Each ticket carries the matter ID, client, mark name, and links to the relevant records in the IP management software and document management system. The stage it’s in on the board tells you exactly where it is in the process: “Pre-Audit”, “Filed”, “Receipt Logged”, Hold for PTO”, “Hold for PTO,”” Ready to Ship.”
What Jira Actually Solved
The shift to file-per-ticket didn’t just make the board easier to read. It changed the relationship between our three information silos in a meaningful way.
Instead of asking “what’s the status of this client’s portfolio?” — and then going to find out — we could now ask: “what’s the status of this specific file?” and get the answer immediately from the ticket, with links to the document and the matter record. The ticket became the connective tissue that the other systems lacked.
Outlook didn’t disappear from the picture — email is still where a lot of critical information arrives first.

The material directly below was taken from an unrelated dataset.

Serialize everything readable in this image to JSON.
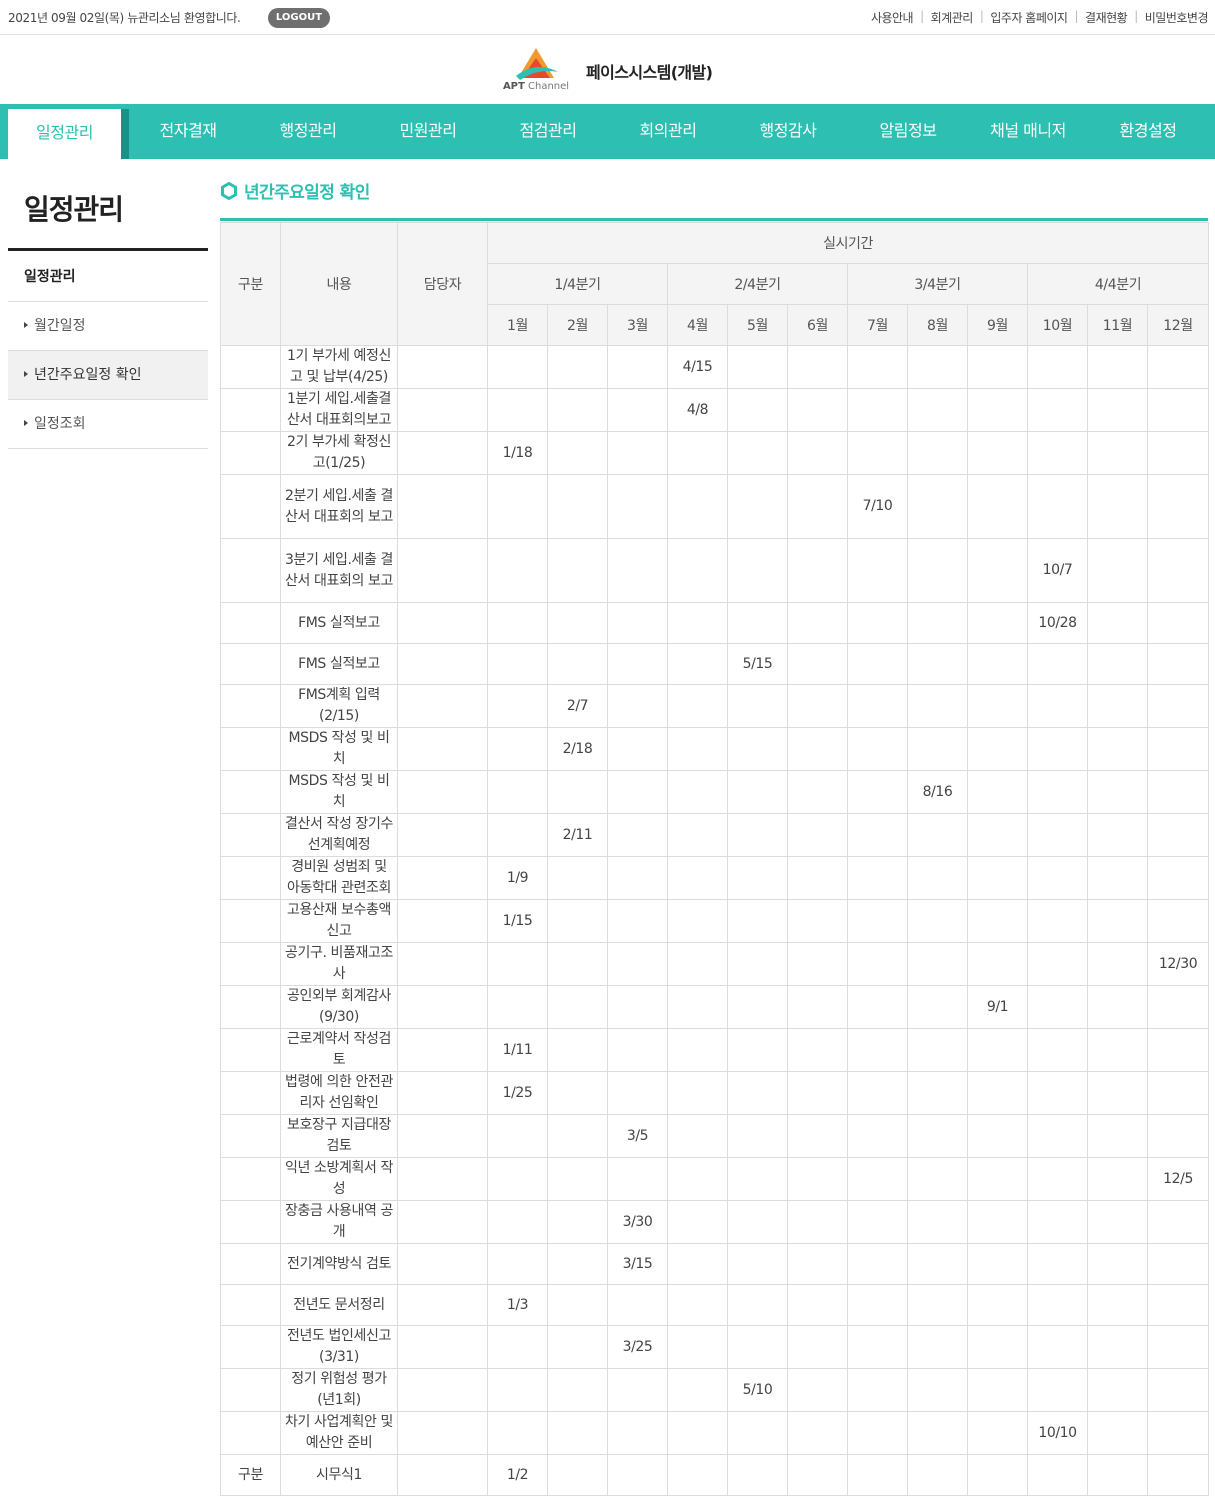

But now when an email comes in about a filing, it has a ticket to land on. Context accumulates in one place rather than dispersing across inboxes.
The board doesn’t replace the IP management software or the document system. It connects them — giving every file a home base where its stage, its documents, and its correspondence can all be found from one place.
The Journey in Brief
October 13, 2025
First tickets created — portfolio-as-Epic model
[Client Mark A] (KAN-5), [Client Mark B] (KAN-14), [Client Mark C] (KAN-17) structured as Epics with tasks underneath. Felt right — until batching exposed the friction.
October 14–16, 2025
Recognizing the problem in real time
The team adapting in the board itself — renaming tickets, creating new ones, realizing the model needed to change.
October–November 2025
Iteration — testing the file-per-ticket model
Separate spaces stood up for Renewals, Affidavits/Declarations, Registrations, Inactive Files, and Office Actions & Oppositions. Stages as board columns. Batching friction disappears.
January 2026
Stabilization
Model settled. ~90 renewal files and ~100 declaration files in their respective queues, moving through defined stages. Registration spaces consolidating.
Now
Automation layer under construction
With the framework stable, the next phase begins: wiring the system to move itself forward without requiring manual intervention at every step.
What Comes Next
The framework we’ve built — file-per-ticket, stage-as-board-column, spaces by work type — was always meant to be a foundation, not a destination. The real payoff comes when that structure becomes programmable.
We’re now building the automation layer on top of it. When a filing is submitted to PTO or Chamber of Commerce (CCIH), the system will track the wait, send a follow-up when it sits too long, log the receipt when it comes back, and flag the file when the certificate is ready to ship — all without anyone having to remember to check. The ticket becomes not just a record of where the file is, but an active participant in moving it forward.
Upon receipt from registrar, the document that's scanned will attach to the record. The dashboard will reflect the real state of the portfolio without anyone having to assemble it by hand.
We’re not there yet. But we have something we didn’t have six months ago: a system with enough structure that automation can actually work. You can automate a file with a known state, a defined next step, and a clear owner.
That’s what we built. The next chapter is letting it run.